Information is leverage. Information is power. Information is Maltego.
While targeted mostly to forensics and information security professionals, it is not hard to see how such a tool could be easily deployed to mine the vast amounts of personal and identifiable data people are increasingly sharing in the Web 2.0 world. No longer is it necessary to have the computational power or singular repository of data of Google or Amazon. With Maltego, anyone can scan “open data repositories” on the Web and compare the results with their own data.
Some examples of possible uses of Maltego is provided by a recent Forbes article:
Worried about information leaks your company? Input lists of employees from your rival companies, and Maltego can graphically depict how they might be related to your employees. It can also provide likely e-mail address, phone numbers and personal Web sites–and then use this information to add a new layers to the investigation.
…Curious what’s being written about your company on blogs? Try the Technorati.com transform, and parse out all the most common related tags and keywords. Or try the Spock.com transform, which queries a database billed as “the world’s leading people search engine.” Search yourself or your neighbors; Maltego’s approach is agnostic.
Agnostic, indeed. About the only restrictions placed on the use of Maltego is to refrain from performing illegal acts with the software, and to not use it for generating spam. Other than that, we are encouraged to use Maltego to collect and mine “information posted all over the internet” and uncover “hidden” information and relationships, whether “it’s the current configuration of a router poised on the edge of your network or the current whereabouts of your Vice President on his international visits.”

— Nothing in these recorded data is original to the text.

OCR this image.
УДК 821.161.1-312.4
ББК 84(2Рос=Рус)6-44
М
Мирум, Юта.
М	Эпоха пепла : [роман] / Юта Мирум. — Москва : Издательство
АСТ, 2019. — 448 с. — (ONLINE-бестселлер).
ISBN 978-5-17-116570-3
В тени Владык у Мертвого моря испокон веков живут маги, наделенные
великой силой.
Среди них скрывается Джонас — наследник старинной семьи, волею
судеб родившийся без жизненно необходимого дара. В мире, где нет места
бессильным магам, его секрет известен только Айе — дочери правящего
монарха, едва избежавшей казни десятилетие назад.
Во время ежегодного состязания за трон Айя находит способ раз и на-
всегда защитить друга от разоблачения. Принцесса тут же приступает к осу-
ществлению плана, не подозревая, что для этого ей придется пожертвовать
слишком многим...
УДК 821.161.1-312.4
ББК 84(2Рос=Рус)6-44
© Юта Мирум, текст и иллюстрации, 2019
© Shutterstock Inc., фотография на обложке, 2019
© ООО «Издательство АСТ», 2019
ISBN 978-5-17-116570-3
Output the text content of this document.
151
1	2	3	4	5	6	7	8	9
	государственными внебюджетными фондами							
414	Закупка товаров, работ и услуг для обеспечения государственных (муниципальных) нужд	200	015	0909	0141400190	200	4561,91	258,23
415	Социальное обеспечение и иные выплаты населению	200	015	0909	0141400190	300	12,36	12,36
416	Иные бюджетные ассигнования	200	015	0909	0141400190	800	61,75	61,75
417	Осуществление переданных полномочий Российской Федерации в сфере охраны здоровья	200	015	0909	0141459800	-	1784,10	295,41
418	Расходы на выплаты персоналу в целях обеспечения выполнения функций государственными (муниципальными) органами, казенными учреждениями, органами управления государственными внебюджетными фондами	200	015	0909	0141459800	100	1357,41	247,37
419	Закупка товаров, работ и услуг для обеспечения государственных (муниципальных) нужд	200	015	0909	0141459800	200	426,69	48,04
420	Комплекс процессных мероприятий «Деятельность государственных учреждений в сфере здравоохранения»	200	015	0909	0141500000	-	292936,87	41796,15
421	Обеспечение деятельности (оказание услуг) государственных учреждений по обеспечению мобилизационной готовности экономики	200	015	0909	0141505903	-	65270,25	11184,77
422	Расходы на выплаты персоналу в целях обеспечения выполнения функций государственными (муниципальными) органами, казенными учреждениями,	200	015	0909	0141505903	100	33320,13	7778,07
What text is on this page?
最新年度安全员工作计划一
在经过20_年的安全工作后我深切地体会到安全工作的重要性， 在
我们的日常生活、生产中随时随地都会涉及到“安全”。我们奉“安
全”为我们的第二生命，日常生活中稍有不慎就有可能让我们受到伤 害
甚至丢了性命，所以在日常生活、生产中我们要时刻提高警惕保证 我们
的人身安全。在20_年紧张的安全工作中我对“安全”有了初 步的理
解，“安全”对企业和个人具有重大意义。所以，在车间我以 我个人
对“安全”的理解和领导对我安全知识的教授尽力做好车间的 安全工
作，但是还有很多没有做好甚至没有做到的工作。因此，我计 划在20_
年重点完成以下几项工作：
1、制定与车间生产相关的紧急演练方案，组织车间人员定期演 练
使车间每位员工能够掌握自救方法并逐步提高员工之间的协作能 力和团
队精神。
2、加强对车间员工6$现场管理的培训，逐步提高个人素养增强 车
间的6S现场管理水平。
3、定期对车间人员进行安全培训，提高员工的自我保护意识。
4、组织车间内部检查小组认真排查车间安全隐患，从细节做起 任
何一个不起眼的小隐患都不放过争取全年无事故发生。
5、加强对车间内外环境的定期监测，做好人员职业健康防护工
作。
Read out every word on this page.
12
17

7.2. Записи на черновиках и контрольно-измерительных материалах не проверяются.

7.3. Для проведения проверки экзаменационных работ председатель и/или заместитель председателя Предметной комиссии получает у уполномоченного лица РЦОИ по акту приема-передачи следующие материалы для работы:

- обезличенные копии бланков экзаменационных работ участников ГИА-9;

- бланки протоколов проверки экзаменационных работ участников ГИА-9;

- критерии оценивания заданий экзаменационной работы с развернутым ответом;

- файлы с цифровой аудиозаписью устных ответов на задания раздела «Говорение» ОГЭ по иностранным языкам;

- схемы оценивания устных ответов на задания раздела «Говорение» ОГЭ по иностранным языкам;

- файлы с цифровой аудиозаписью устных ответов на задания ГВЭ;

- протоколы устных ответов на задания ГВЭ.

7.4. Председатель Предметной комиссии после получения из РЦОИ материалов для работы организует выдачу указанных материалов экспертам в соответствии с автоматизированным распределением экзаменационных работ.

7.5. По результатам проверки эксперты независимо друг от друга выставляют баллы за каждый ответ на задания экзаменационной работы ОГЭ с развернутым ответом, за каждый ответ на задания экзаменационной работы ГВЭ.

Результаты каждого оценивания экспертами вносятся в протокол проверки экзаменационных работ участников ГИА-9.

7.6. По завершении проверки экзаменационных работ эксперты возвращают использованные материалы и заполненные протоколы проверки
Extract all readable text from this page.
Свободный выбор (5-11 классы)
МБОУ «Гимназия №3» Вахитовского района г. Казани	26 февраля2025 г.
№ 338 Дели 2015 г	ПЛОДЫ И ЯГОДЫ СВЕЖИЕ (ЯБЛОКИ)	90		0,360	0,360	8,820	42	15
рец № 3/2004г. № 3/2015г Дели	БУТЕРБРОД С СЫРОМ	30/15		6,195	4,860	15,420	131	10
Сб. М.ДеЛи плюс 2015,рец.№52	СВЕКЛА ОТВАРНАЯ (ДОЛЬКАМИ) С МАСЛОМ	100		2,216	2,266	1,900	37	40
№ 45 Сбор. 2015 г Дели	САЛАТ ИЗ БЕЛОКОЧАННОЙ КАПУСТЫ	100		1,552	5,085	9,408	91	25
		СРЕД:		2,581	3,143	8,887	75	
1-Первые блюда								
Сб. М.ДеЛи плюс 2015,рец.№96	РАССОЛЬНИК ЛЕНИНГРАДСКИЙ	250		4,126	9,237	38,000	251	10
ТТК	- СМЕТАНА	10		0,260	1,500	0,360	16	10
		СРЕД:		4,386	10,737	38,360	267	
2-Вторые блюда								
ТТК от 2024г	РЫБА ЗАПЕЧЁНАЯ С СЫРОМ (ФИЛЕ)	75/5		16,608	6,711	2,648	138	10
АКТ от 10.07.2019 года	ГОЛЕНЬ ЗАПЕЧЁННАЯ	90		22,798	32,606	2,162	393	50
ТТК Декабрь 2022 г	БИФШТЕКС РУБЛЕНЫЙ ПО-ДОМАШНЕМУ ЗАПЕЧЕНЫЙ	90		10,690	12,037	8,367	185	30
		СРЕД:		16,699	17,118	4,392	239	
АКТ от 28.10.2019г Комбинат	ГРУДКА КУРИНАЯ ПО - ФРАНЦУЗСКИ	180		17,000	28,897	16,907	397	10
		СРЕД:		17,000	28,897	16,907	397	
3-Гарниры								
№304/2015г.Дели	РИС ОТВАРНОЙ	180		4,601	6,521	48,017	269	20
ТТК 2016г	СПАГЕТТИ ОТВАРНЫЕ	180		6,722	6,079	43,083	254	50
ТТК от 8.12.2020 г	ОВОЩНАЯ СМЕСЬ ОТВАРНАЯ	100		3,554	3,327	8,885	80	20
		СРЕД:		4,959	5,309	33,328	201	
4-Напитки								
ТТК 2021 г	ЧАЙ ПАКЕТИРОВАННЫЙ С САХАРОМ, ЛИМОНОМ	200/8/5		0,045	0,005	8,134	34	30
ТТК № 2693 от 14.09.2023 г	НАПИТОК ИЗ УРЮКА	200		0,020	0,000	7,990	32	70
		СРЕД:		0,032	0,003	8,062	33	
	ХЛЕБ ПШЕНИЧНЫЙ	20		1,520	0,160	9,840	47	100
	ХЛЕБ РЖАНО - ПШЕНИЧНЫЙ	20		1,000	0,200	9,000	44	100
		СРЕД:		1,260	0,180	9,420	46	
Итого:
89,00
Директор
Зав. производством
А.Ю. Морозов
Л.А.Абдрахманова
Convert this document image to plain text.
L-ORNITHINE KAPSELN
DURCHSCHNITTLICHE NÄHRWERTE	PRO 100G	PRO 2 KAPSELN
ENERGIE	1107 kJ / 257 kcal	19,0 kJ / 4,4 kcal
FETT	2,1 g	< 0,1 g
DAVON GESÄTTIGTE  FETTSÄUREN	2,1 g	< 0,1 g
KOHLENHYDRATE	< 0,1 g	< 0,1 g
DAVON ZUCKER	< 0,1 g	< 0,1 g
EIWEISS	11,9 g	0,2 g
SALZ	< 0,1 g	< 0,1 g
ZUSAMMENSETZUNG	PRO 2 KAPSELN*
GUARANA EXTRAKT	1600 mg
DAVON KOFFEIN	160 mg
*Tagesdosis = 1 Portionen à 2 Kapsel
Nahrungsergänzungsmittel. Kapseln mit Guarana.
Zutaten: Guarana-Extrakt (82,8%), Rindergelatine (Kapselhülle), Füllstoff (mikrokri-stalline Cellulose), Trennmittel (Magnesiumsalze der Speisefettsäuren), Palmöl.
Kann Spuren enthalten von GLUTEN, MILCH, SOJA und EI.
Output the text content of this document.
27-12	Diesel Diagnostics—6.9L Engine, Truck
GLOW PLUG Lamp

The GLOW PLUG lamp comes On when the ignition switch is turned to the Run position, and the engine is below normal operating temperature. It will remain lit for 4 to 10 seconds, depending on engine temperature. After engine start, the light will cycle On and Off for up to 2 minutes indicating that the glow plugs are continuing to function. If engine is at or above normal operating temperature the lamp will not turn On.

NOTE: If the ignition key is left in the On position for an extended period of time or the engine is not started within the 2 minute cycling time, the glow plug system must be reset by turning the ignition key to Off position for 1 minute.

While some recognize the potential privacy and surveillance concerns with the fact anyone can download a free version of such a powerful tool (and the full-featured version is only $430), others make that old argument that there’s no need to worry since “Maltego doesn’t snoop into closed data repositories, but instead mines publicly available data.”
Another potentially privacy-invading tool cast aside becuase it merely is using data that is already public in the first place. Sigh.